L'émancipation dans un monde capitaliste
Fondamental : Réparer les règles, c'est légitimer le système
Dénoncer les pratiques des entreprises ou pointer les manquements des réglementations revient en réalité à une forme d'acceptation, tout comme celle qui nous a fait accepter le capitalisme parce qu'il a créé le consumérisme et que les réglementations n'ont jamais eu d'autre effet que de tenter de freiner ses excès, uniquement.
Masutti, 2020[1], p. 406
Remarque : Capitalisme et automatisation : suite ou fin ?
Pour Bernard Stiegler, l'économie capitaliste est le fruit d'un mouvement d'automatisation, qui a d'abord permis de gagner en productivité et de redistribuer une partie des gains pour stimuler la consommation, d'où est né le consumérisme.
L'automatisation a des effets concrets (prolétarisation) : les savoirs-faire incorporés se perdent dans les machines et se réduisent à des automatismes.
L'automatisation s'accélère aujourd'hui, en particulier avec l'explosion des systèmes à base de machine learning : le secteur tertiaire est lui aussi touché.
L'automatisation ne s'arrête pas au travail : le marketing, via les pratiques de surveillance, tend à déterminer de plus en plus les choix des consommateurs, les privant ainsi de liberté.
Stiegler spécule qu'à un moment (reste à savoir lequel...), l'automatisation aura atteint de telles limites qu'elle ne permettra plus de redistribution : le capitalisme s'effondrera.
Attention : Il n'y a pas de frontière entre dedans et dehors
Ce qui est difficile, c'est que les choses ne sont pas binaires. Stiegler semble suggérer que le consumérisme et les technologies du capitalisme annihilent la production de connaissances et le libre-arbitre. Pourtant, même sur Facebook on voit des mouvements s'organiser, réfléchir et produire des connaissances. C'est précisément ce que suggérait Fogg en parlant de captologie : « ma mère peut créer un groupe sur Facebook et influencer des centaines, des milliers, voire des millions de personnes » ( Fogg, 2012[2]).
Remarque : L'utopie est déjà là
La gestion communautaire et auto-organisée de ressources (eau, terres, logiciel, encyclopédie...) n'est pas nouvelle. Elinor Ostrom, prix Nobel d'économie en 2009, montre avec des exemples s'étendant sur plus de mille ans comment des individus parviennent à s'auto-organiser pour gérer des Communs, hors des solutions préconisées par la science économique de l’époque (l'état fort ou la privatisation). Elle donne tort à une longue lignée de philosophes et d'économistes (voir « tragédie des communs ») ( Ostrom, 1990[3]).

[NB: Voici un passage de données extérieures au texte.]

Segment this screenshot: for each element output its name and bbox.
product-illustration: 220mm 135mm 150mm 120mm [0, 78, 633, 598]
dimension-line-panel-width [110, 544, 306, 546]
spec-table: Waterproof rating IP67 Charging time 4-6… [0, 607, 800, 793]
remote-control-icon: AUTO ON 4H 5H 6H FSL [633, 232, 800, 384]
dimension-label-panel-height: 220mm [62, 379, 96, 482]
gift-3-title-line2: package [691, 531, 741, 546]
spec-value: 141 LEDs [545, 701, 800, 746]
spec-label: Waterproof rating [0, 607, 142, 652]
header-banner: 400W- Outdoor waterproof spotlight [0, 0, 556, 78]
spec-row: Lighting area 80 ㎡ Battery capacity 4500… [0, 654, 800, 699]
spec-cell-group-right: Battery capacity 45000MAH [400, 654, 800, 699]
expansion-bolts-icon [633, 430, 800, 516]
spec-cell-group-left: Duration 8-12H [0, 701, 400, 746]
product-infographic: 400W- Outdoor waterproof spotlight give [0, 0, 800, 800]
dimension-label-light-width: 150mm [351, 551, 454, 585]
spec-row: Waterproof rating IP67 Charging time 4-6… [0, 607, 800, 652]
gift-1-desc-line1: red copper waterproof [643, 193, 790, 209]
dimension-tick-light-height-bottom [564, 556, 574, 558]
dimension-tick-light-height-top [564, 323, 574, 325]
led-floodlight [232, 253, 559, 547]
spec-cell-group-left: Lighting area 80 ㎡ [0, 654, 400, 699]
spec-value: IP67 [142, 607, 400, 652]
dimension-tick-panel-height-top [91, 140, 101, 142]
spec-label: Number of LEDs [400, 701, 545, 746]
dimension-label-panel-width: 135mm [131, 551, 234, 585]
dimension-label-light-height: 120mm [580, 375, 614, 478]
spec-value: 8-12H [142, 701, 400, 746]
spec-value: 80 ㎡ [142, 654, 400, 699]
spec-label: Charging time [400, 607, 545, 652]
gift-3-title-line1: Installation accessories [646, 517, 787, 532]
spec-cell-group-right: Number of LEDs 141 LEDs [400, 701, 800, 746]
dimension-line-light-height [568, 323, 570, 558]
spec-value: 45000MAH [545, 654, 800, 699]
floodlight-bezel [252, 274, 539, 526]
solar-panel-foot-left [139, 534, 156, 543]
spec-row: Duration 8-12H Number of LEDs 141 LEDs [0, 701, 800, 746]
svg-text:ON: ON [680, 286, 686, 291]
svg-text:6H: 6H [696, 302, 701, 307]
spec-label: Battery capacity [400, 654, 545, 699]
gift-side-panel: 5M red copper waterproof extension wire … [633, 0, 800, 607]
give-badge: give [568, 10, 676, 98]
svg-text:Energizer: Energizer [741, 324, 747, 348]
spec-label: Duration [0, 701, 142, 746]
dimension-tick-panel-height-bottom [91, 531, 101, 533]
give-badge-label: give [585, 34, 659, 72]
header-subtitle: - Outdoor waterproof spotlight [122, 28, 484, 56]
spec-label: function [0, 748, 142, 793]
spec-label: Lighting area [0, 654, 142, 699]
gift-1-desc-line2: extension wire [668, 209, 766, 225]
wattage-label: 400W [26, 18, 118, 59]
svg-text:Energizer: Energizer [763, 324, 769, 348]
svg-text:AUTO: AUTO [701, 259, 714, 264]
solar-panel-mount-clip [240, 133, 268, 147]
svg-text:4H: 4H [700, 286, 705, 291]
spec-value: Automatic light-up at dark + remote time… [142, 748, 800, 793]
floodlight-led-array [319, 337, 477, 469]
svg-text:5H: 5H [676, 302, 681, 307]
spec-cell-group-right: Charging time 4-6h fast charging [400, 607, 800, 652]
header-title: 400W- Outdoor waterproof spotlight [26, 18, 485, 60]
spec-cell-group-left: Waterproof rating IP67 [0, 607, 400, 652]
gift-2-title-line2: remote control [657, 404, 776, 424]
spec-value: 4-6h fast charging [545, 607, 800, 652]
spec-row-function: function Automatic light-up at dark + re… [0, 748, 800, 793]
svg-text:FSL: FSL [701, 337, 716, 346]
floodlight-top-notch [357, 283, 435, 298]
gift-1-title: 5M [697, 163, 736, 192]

Méthode : Prérequis techniques
Masutti propose trois conditions pour limiter radicalement les pratiques du capitalisme de surveillance :
Chiffrement de bout en bout ;
Neutralité du net ;
Fédération généralisée.
Fondamental : « Code is law »
Les institutions publiques s'adaptent là où les pratiques le mènent, par la force des choses. Le refus, lui, ne peut-être qu'idéologique.
Masutti, 2020[1], p. 422
Dans une lutte contre le capitalisme de surveillance, il ne peut y avoir de salut dans la revendication individuelle mais dans la construction d'alternatives de réappropriation collectives des connaissances, des technologies et, plus généralement, des communs, fondées sur le partage et la solidarité. Autrement dit, la lutte contre le capitalisme de surveillance ne peut être décrorrélée d'une lutte économique et sociale.
Masutti, 2020[1], p. 435
Fondamental : Incarner, c'est la meilleure manière de transmettre
Les alternatives les plus transformatrices sont celles structurées autour de collectifs dont le fonctionnement interne représente un imaginaire désirable. La sociologue Marianne Maeckelbergh parle de préfiguration. Avec les mots du géographe Simon Springer, dans un article à charge contre le néolibéralisme :
Préfigurer, c’est rejeter le centrisme, la hiérarchie et l’autorité associés à la politique représentative, en soulignant la pratique incarnée des relations horizontales et des formes organisationnelles qui s’efforcent de refléter la société future que nous recherchons. [...] Préfigurer c’est embrasser la convivialité et la joie qui émanent d’être rassemblés comme égaux radicaux ; non pas comme des soldats au front ni comme le prolétariat sur la voie de la promesse transcendantale et vide de l’utopie ou du « non lieu », mais comme l’immanence enracinée de l’ici et maintenant, de la fabrique d’un nouveau monde « dans la coquille du vieux », du travail constant et de la réaffirmation que tout cela implique.